In Paris, prices surged as households fled falling stock markets and used real estate as a haven. In London, prices have rebounded 11 percent since 2009 and are still 17 percent below a 2007 peak. Madrid housing prices are down a third from 2007 records.

Hollande, a Socialist and the country’s most unpopular French leader in more than 30 years, needs to find an additional 5 billion euros in spending cuts next year to keep shrinking the budget deficit.

Wealth Levies

The French President has raised the capital-gains tax on real estate as well as income and wealth levies last year, following similar moves by his predecessor in 2011.

The president also tightened requirements for tax reductions for buy-to-let investments and interest-free loans for first-time home buyers, increased taxes on vacant properties, and is considering capping rents.

The measures are already having an impact on the property market.

The average price of previously owned apartments in the French capital fell 2 percent in the fourth quarter of 2012 from the previous three months, when values peaked at a record 8,440 euros per square meter, according to Paris notaries and government statistics office Insee. The number of sales slumped 21 percent in the quarter from a year earlier.

Persisting Scarcity

Still, a scarcity of apartments may partly offset concerns about the economy and recent increases in taxes. Bernard Cadeau, Chairman of Paris-based Orpi, the country’s largest network of real-estate agencies, sees strong future demand for Paris homes.

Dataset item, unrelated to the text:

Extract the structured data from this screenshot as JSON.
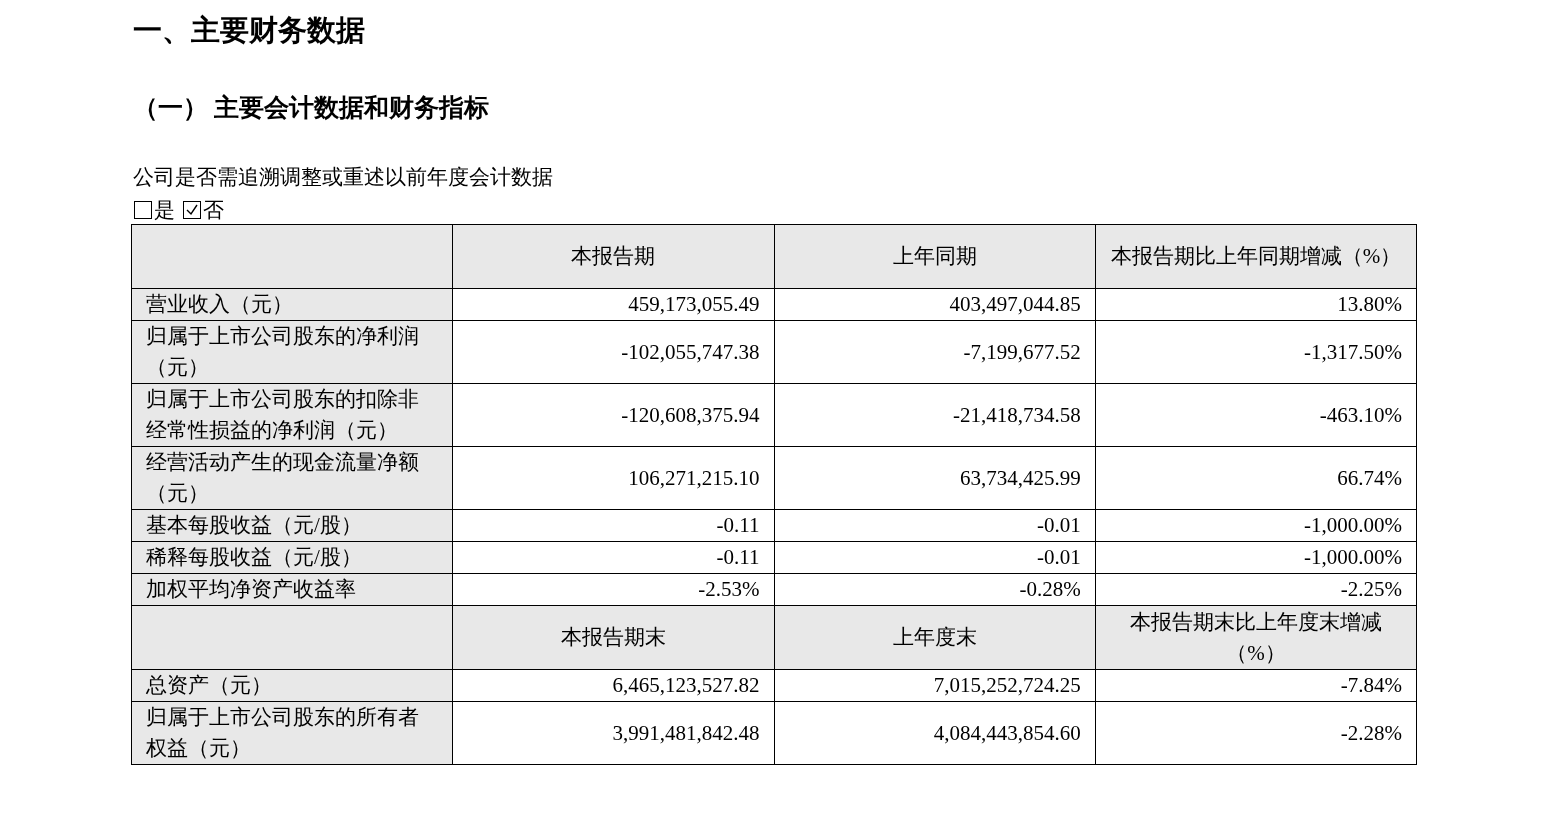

“Prices in Paris won’t collapse because the market is imbalanced; everybody in the world wants to buy in Paris,” he said in an interview.

While prices in Paris might not collapse, a buyer now would have to wait a lot longer for a return on his investment, according to PrimeView’s Sabatier.

“Don’t buy at these prices if you’re a first-time home buyer,” he said. “It would take 31 years for a buyer to be better off than remaining a tenant in Paris.”